E que classificação reservará então a ministra para a falência do BES, que destruiu poupanças, arruinou famílias, abalou a confiança no sistema financeiro e poderá custar aos contribuintes entre seis e nove mil milhões de euros? Se furtos de reduzido valor justificam, quatro décadas depois, a mobilização implacável do Estado, como se explica que uma das maiores catástrofes financeiras da democracia portuguesa ainda não tenha levado ninguém à prisão?
A mensagem revela-se assim brutalmente simples. A justiça portuguesa pode ser lenta, indulgente perante condenados por corrupção e quase amnésica perante quem provoca prejuízos de milhares de milhões.
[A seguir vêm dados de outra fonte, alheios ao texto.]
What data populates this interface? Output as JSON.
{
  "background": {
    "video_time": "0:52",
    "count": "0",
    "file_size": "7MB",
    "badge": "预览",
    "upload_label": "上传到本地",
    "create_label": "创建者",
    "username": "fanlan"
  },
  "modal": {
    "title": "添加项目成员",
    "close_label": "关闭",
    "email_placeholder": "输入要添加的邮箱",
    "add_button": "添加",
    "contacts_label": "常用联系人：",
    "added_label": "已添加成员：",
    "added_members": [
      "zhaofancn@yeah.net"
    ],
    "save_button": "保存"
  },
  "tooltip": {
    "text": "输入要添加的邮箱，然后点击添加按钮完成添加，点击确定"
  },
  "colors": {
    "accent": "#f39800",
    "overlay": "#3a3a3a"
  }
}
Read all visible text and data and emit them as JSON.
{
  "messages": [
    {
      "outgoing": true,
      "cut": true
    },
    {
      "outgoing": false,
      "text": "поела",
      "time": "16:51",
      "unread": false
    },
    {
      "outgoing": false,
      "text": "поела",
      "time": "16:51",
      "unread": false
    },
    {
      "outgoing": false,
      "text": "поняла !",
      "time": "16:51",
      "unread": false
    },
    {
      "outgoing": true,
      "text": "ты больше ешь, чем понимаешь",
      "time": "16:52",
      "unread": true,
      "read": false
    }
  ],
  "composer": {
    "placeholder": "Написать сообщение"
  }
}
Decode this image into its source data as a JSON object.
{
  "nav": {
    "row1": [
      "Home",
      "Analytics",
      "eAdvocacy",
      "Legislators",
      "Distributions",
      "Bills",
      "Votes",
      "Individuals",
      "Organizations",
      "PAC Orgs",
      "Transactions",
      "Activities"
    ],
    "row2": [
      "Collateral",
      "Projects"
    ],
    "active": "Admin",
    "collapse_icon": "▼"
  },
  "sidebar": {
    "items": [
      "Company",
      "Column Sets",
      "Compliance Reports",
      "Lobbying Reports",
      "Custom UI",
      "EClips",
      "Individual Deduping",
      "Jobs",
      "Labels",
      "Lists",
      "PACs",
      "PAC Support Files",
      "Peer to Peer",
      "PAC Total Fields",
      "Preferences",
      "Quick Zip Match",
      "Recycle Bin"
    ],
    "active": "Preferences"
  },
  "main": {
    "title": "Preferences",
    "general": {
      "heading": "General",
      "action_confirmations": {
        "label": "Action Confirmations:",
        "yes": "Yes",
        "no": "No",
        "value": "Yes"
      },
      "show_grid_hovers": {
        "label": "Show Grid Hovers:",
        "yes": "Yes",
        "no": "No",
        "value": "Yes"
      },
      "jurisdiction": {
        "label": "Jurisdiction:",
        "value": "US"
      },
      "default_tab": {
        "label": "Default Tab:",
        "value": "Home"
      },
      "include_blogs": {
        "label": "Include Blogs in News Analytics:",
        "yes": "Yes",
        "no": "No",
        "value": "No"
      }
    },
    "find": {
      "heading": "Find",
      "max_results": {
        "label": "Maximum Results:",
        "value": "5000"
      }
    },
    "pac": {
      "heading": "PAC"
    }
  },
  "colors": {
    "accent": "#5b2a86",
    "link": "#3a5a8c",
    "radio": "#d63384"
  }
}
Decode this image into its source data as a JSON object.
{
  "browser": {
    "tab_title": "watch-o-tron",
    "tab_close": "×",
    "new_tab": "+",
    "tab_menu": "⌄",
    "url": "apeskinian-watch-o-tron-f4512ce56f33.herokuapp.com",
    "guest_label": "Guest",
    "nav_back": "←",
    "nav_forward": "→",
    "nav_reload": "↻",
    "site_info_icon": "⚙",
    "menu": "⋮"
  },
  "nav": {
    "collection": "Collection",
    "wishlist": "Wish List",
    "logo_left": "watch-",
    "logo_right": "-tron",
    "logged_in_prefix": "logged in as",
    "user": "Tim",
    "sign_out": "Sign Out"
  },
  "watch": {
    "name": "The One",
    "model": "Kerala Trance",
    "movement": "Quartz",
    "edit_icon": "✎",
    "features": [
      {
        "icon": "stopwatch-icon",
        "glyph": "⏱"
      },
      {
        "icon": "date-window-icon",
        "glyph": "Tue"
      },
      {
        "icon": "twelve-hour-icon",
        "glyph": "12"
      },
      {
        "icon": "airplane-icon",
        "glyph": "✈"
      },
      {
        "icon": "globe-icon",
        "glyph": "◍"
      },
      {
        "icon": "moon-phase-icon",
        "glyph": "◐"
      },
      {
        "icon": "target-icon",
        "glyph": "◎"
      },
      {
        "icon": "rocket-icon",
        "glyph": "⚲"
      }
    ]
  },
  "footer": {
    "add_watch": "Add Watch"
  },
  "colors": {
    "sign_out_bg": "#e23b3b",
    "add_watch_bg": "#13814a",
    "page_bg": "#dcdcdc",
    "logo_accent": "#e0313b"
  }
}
Mas recupera toda a memória, severidade e determinação quando encontra um pequeno delinquente sem poder económico, influência política ou um exército de advogados. Não estamos perante uma justiça cega. Estamos perante uma justiça que distingue quem tem diante de si, aos poderosos, oferece tempo, recursos e clemência; aos pobres, reserva a memória eterna do Estado e todo o peso da prisão.
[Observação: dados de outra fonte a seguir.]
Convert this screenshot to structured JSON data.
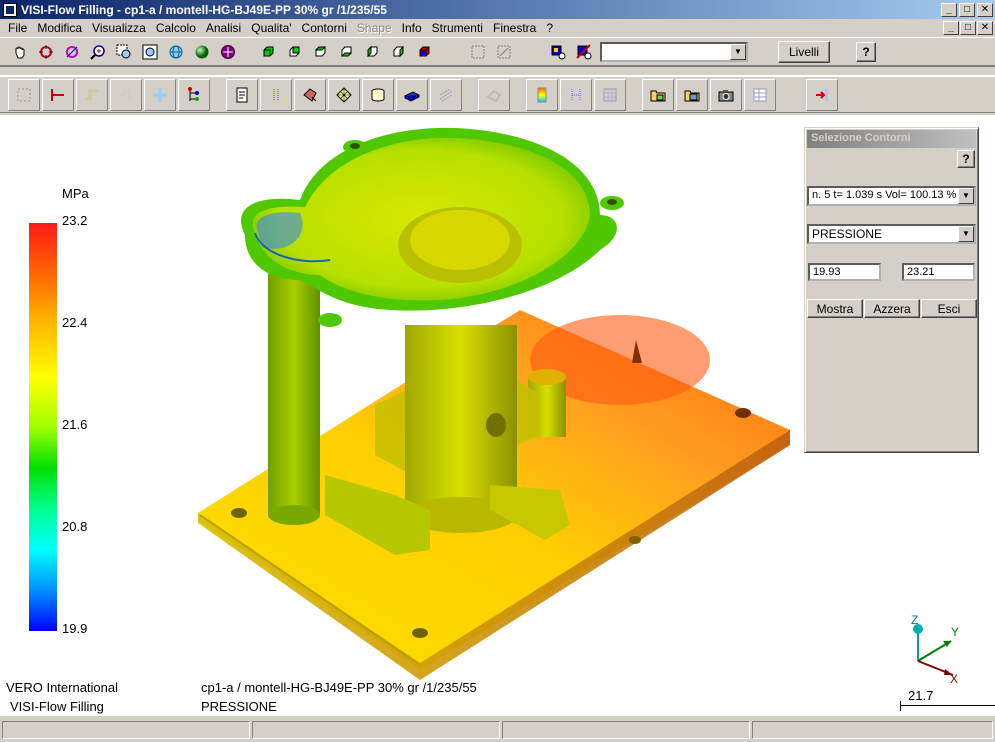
{
  "window": {
    "title": "VISI-Flow Filling - cp1-a / montell-HG-BJ49E-PP 30% gr /1/235/55",
    "minimize": "_",
    "maximize": "□",
    "close": "✕"
  },
  "menu": [
    {
      "label": "File",
      "disabled": false
    },
    {
      "label": "Modifica",
      "disabled": false
    },
    {
      "label": "Visualizza",
      "disabled": false
    },
    {
      "label": "Calcolo",
      "disabled": false
    },
    {
      "label": "Analisi",
      "disabled": false
    },
    {
      "label": "Qualita'",
      "disabled": false
    },
    {
      "label": "Contorni",
      "disabled": false
    },
    {
      "label": "Shape",
      "disabled": true
    },
    {
      "label": "Info",
      "disabled": false
    },
    {
      "label": "Strumenti",
      "disabled": false
    },
    {
      "label": "Finestra",
      "disabled": false
    },
    {
      "label": "?",
      "disabled": false
    }
  ],
  "toolbar": {
    "livelli_label": "Livelli",
    "help_label": "?",
    "layer_select_value": ""
  },
  "legend": {
    "unit": "MPa",
    "ticks": [
      "23.2",
      "22.4",
      "21.6",
      "20.8",
      "19.9"
    ]
  },
  "info": {
    "company": "VERO International",
    "product": "VISI-Flow Filling",
    "model": "cp1-a / montell-HG-BJ49E-PP 30% gr /1/235/55",
    "result": "PRESSIONE"
  },
  "axes": {
    "z": "Z",
    "y": "Y",
    "x": "X",
    "scale": "21.7"
  },
  "dialog": {
    "title": "Selezione Contorni",
    "help": "?",
    "step_value": "n. 5  t= 1.039 s  Vol= 100.13 %",
    "result_value": "PRESSIONE",
    "min_value": "19.93",
    "max_value": "23.21",
    "show_label": "Mostra",
    "reset_label": "Azzera",
    "exit_label": "Esci"
  },
  "colors": {
    "titlebar": "#0a246a",
    "max": "#ff1a1a",
    "min": "#0000ff"
  }
}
PS - O artigo do Expresso recorda também o caso de George Wright, que fugiu dos EUA para Portugal. Foi condenado por ter participado no assalto a uma bomba de gasolina que resultou no espancamento e morte do empregado da mesma. Segundo a filha daquele, a violência foi tal que a cara dele ficou irreconhecível. Caso esse que foi comentado neste blogue https://19-pacheco-torgal-19.blogspot.com/2024/10/uma-peticao-para-convidar-os.html O referido George Wright fugiu da prisão após cumprir apenas sete anos. Dois anos depois, disfarçado de sacerdote e com uma arma escondida numa Bíblia, participou no sequestro de um avião da Delta, exigindo, com os restantes sequestradores, um milhão de dólares de resgate. Apesar deste cadastro homicídio, fuga da prisão, sequestro aéreo, ameaças armadas e extorsão, Portugal recusou entregá-lo aos Estados Unidos, alegando que tinha passado muito tempo e que ele estava integrado na sociedade Portuguesa. A integração social revela-se, assim, um um princípio jurídico de geometria variável, protegeu um condenado por homicídio e sequestro de avião, mas torna-se irrelevante perante um pobre português que foi condenado por pequenos furtos cometidos há quase quarenta anos.